Progress on Therapy of Breast Cancer with Vitamin Q10 and the Regression of Metastases
Knud Lockwood, Sven Moesgaard, Tatsuo Yamamoto & Karl Folkers
Biochemical & Biophysical Research Communications. 1995; 212: 172-177
Over 35 years, data and knowledge have internationally evolved from biochemical, biomedical and clinical research on vitamin Q10 (coenzyme Q10; CoQ,10) and cancer, which led in 1993 to overt complete regression of the tumors in two cases of breast cancer. Continuing this research, three additional breast cancer patients also underwent a conventional protocol of therapy which included a daily oral dosage of 390 mg of vitamin Q10 (Bio-Quinone of Pharma Nord) during the complete trials over 3-5 years. The numerous metastases in the liver of a 44-year-old patient “disappeared”, and no signs of metastases were found elsewhere. A 49-year-old patient, on a dosage of 390 mg of vitamin Q10 revealed no signs of tumor in the pleural cavity after six months, and her condition was excellent. A 75 year-old patient with carcinoma in one breast, after lumpectomy and 390 mg of CoQ10, showed no cancer in the tumor bed or metastases. Control blood levels of CoQ10 of 0.83-0.97 and of 0.62 hg/ml increased to 3.34-3.64 and to 3.77 hg/ml, respectively, on therapy with CoQ10 for patients A-MRH and EEL.

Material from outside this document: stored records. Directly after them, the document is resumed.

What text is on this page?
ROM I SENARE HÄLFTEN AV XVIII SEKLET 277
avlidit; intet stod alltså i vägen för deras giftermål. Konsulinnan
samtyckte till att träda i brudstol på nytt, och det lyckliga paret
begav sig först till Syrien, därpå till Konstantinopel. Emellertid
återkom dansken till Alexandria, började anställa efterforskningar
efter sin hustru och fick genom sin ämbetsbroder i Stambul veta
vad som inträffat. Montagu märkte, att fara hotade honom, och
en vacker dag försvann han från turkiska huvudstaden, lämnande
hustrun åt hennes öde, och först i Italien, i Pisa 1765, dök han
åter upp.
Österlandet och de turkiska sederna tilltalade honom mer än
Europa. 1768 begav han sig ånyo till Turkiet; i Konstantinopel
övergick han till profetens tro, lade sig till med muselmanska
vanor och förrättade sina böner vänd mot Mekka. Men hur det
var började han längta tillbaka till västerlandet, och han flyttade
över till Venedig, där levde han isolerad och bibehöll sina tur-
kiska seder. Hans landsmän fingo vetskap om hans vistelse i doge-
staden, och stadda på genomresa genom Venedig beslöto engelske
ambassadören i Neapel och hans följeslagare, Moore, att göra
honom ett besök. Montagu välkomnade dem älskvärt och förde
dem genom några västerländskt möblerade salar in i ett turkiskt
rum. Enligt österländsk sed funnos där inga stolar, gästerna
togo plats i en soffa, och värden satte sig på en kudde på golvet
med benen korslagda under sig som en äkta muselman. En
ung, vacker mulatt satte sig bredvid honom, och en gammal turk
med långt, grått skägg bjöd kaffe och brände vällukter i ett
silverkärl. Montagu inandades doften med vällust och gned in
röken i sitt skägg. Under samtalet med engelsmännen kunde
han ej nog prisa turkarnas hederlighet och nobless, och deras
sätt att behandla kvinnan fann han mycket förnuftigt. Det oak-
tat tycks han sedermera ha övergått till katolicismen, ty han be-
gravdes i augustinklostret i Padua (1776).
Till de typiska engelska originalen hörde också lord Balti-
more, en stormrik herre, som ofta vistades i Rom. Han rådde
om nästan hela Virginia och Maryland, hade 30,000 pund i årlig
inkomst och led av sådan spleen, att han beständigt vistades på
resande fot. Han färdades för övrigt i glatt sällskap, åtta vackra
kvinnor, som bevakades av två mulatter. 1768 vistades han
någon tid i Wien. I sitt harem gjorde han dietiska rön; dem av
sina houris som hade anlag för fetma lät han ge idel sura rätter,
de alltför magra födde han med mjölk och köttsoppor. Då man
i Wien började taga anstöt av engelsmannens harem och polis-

NOTE: THE LARGER DOSES OF COQ IN THESE INSTANCES ARE DUE TO THE FACT THAT THE COQ WAS NOT “EMULSIFIED”. THAT IS, SINCE COQ IS AN OIL SOLUBLE SUBSTANCE YOU WILL NORMALLY LOSE 90% OF THE COQ IN THE STOOL, ABSORBING ONLY 10%. SEE NEXT SECTION.

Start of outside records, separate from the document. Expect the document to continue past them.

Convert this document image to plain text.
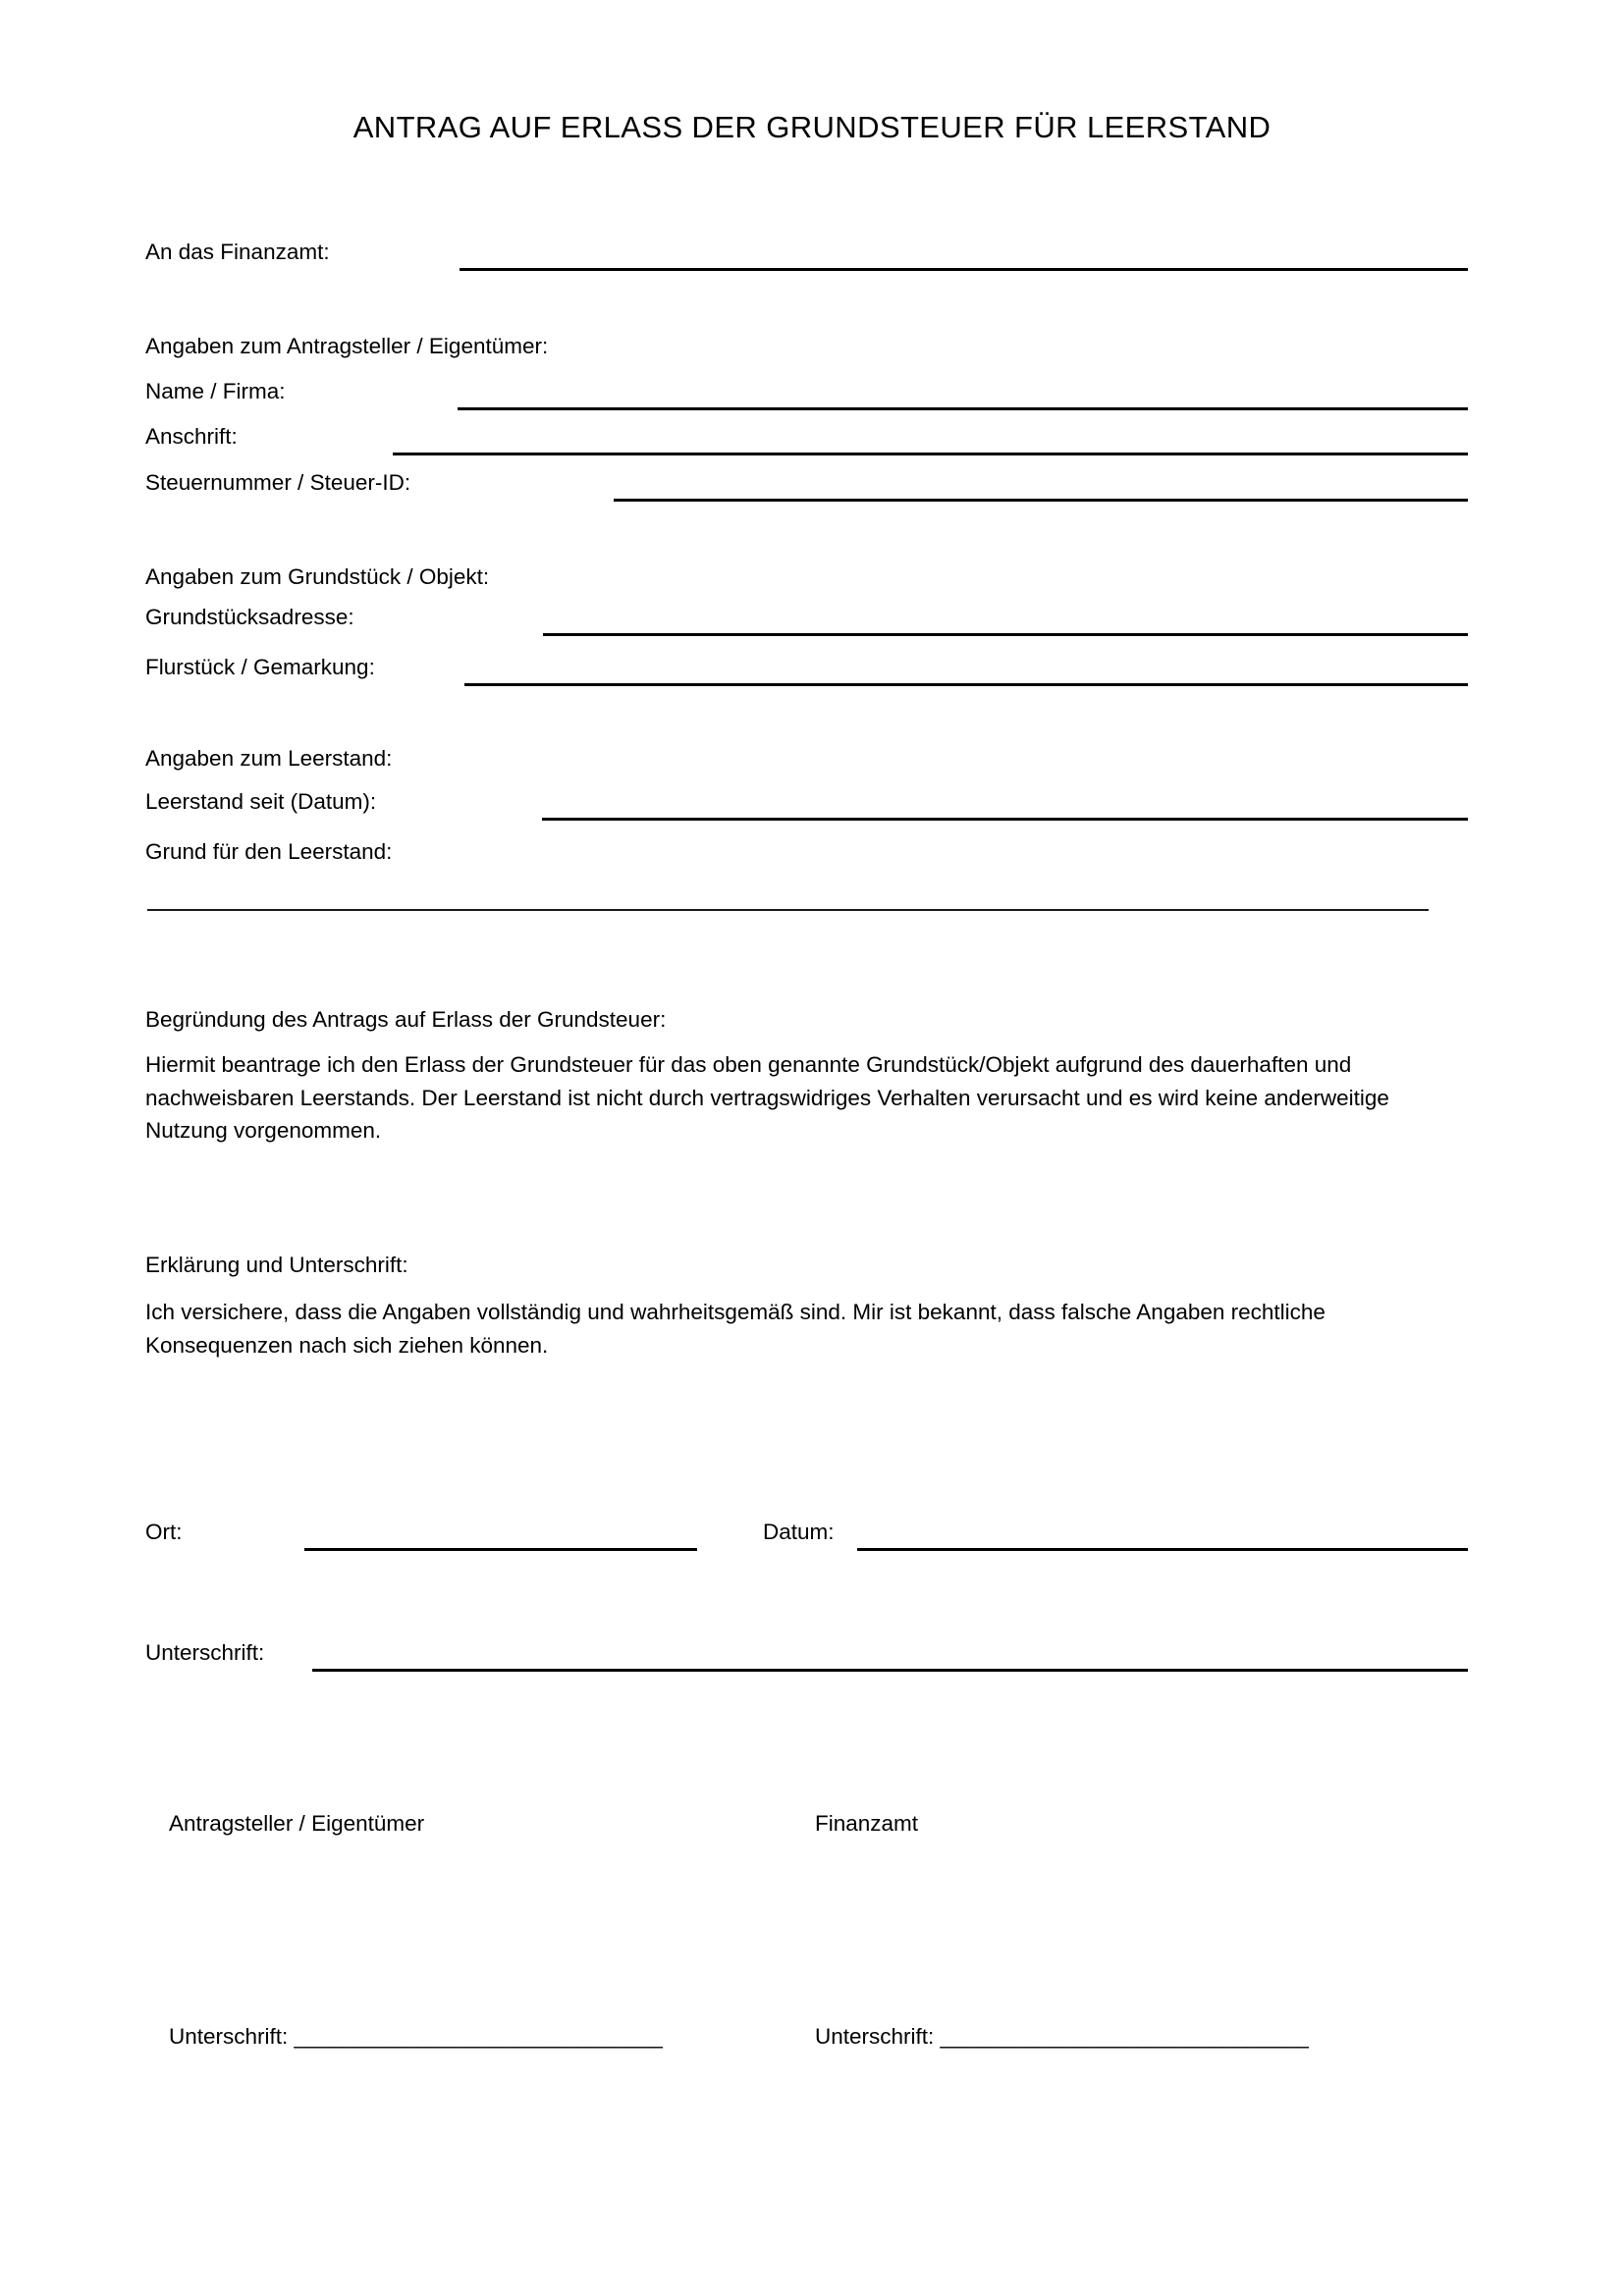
ANTRAG AUF ERLASS DER GRUNDSTEUER FÜR LEERSTAND
An das Finanzamt:
Angaben zum Antragsteller / Eigentümer:
Name / Firma:
Anschrift:
Steuernummer / Steuer-ID:
Angaben zum Grundstück / Objekt:
Grundstücksadresse:
Flurstück / Gemarkung:
Angaben zum Leerstand:
Leerstand seit (Datum):
Grund für den Leerstand:
Begründung des Antrags auf Erlass der Grundsteuer:
Hiermit beantrage ich den Erlass der Grundsteuer für das oben genannte Grundstück/Objekt aufgrund des dauerhaften und nachweisbaren Leerstands. Der Leerstand ist nicht durch vertragswidriges Verhalten verursacht und es wird keine anderweitige Nutzung vorgenommen.
Erklärung und Unterschrift:
Ich versichere, dass die Angaben vollständig und wahrheitsgemäß sind. Mir ist bekannt, dass falsche Angaben rechtliche Konsequenzen nach sich ziehen können.
Ort:	Datum:
Unterschrift:
Antragsteller / Eigentümer	Finanzamt
Unterschrift: ______________________________	Unterschrift: ______________________________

Enhanced Blood Levels of Coenzyme Q10 from an Emulsified
Oral Form
Luke Bucci,Ph.D, Mark Pillors,MD, Ron Medlin, Beverly Klenda, M.Sc. Harry Robol, John Stiles, M.Sc., & William S. Sparks, B.Sc.

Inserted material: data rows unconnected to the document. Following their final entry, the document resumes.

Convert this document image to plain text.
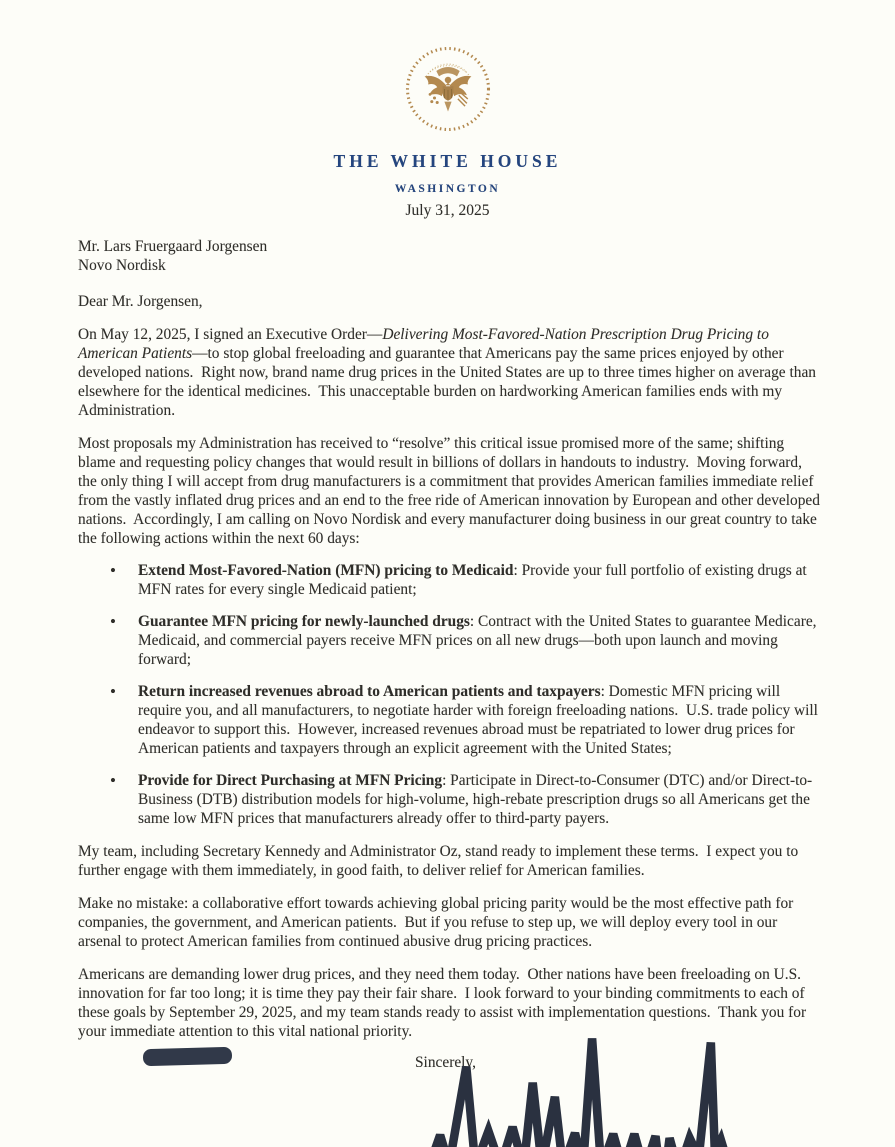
THE WHITE HOUSE
WASHINGTON
July 31, 2025
Mr. Lars Fruergaard Jorgensen
Novo Nordisk

Dear Mr. Jorgensen,

On May 12, 2025, I signed an Executive Order—Delivering Most-Favored-Nation Prescription Drug Pricing to American Patients—to stop global freeloading and guarantee that Americans pay the same prices enjoyed by other developed nations.  Right now, brand name drug prices in the United States are up to three times higher on average than elsewhere for the identical medicines.  This unacceptable burden on hardworking American families ends with my Administration.

Most proposals my Administration has received to “resolve” this critical issue promised more of the same; shifting blame and requesting policy changes that would result in billions of dollars in handouts to industry.  Moving forward, the only thing I will accept from drug manufacturers is a commitment that provides American families immediate relief from the vastly inflated drug prices and an end to the free ride of American innovation by European and other developed nations.  Accordingly, I am calling on Novo Nordisk and every manufacturer doing business in our great country to take the following actions within the next 60 days:

• Extend Most-Favored-Nation (MFN) pricing to Medicaid: Provide your full portfolio of existing drugs at MFN rates for every single Medicaid patient;
• Guarantee MFN pricing for newly-launched drugs: Contract with the United States to guarantee Medicare, Medicaid, and commercial payers receive MFN prices on all new drugs—both upon launch and moving forward;
• Return increased revenues abroad to American patients and taxpayers: Domestic MFN pricing will require you, and all manufacturers, to negotiate harder with foreign freeloading nations.  U.S. trade policy will endeavor to support this.  However, increased revenues abroad must be repatriated to lower drug prices for American patients and taxpayers through an explicit agreement with the United States;
• Provide for Direct Purchasing at MFN Pricing: Participate in Direct-to-Consumer (DTC) and/or Direct-to-Business (DTB) distribution models for high-volume, high-rebate prescription drugs so all Americans get the same low MFN prices that manufacturers already offer to third-party payers.

My team, including Secretary Kennedy and Administrator Oz, stand ready to implement these terms.  I expect you to further engage with them immediately, in good faith, to deliver relief for American families.

Make no mistake: a collaborative effort towards achieving global pricing parity would be the most effective path for companies, the government, and American patients.  But if you refuse to step up, we will deploy every tool in our arsenal to protect American families from continued abusive drug pricing practices.

Americans are demanding lower drug prices, and they need them today.  Other nations have been freeloading on U.S. innovation for far too long; it is time they pay their fair share.  I look forward to your binding commitments to each of these goals by September 29, 2025, and my team stands ready to assist with implementation questions.  Thank you for your immediate attention to this vital national priority.

Sincerely,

Third International Congress of Biomedical Gerontology. 1989; 2 7: 69- 71
Coenzyme Q, (ubiquinone) occupies a pivotal role in mitochondrial energy production. In the last twenty years, coenzyme Q10 (CoQ) has been used clinically and found to possess merit for cardiovascular disease patients, among other applications. Currently, CoQ is available in the United States as a nutritional supplement in dry form. Since CoQ is lipophilic, emulsified products should theoretically yield grater uptake than dry forms. This hypothesis was tested in 25 patients randomly allocated to three groups: placebo (n=7); dry CoQ (n=8) and emulsified CoQ (n=10). Supplements were administered in a double-blind manner and both CoQ groups ingested 30 mg of CoQ in three divided doses daily for 4 weeks. Venous blood was collected at 0 and 4 weeks, and serum frozen for assay. Serum CoQ levels were assayed by HPLC quantization after cleanup of heptane extracts of serum by TLC, based on published reports. Normal ranges for our assay were 0.51 +or- 0.05 ug CoQ/ml (SEM), n=41. Placebo subjects went from 0.47 +or- 0.11 to 0.39 +or- 0.08 ug/ml, an significant change (P> 0.20 by paired t-test). Dry CoQ subjects changed from 0.55 +or- 0.12 to 0.53 +or- 0.12 ug/ml, an insignificant difference (P> 0.05). Conversely, emulsified CoQ subjects increased serum levels from 0.46 +or- 0.09 to 0.96 +or- 0.39 ug/ml (P> 0.10). Significance was reached if one outlying value (a large increase) was removed (P< 0.02). Mean percent changes in serum levels were -1.3% for placebo, +11% for dry CoQ and +80% for emulsified CoQ. Thus, while 30 mg of emulsified CoQ supplements doubled serum levels of CoQ with 80% responders, 30 mg of a commercial dry product caused no changes, with only 38% responders. Compared to other doses and uptake reported in the literature, 30 mg of emulsified CoQ is as effective as is 90- 100 mg of dry CoQ for elevating serum levels, making emulsified CoQ three times as effective as dry forms.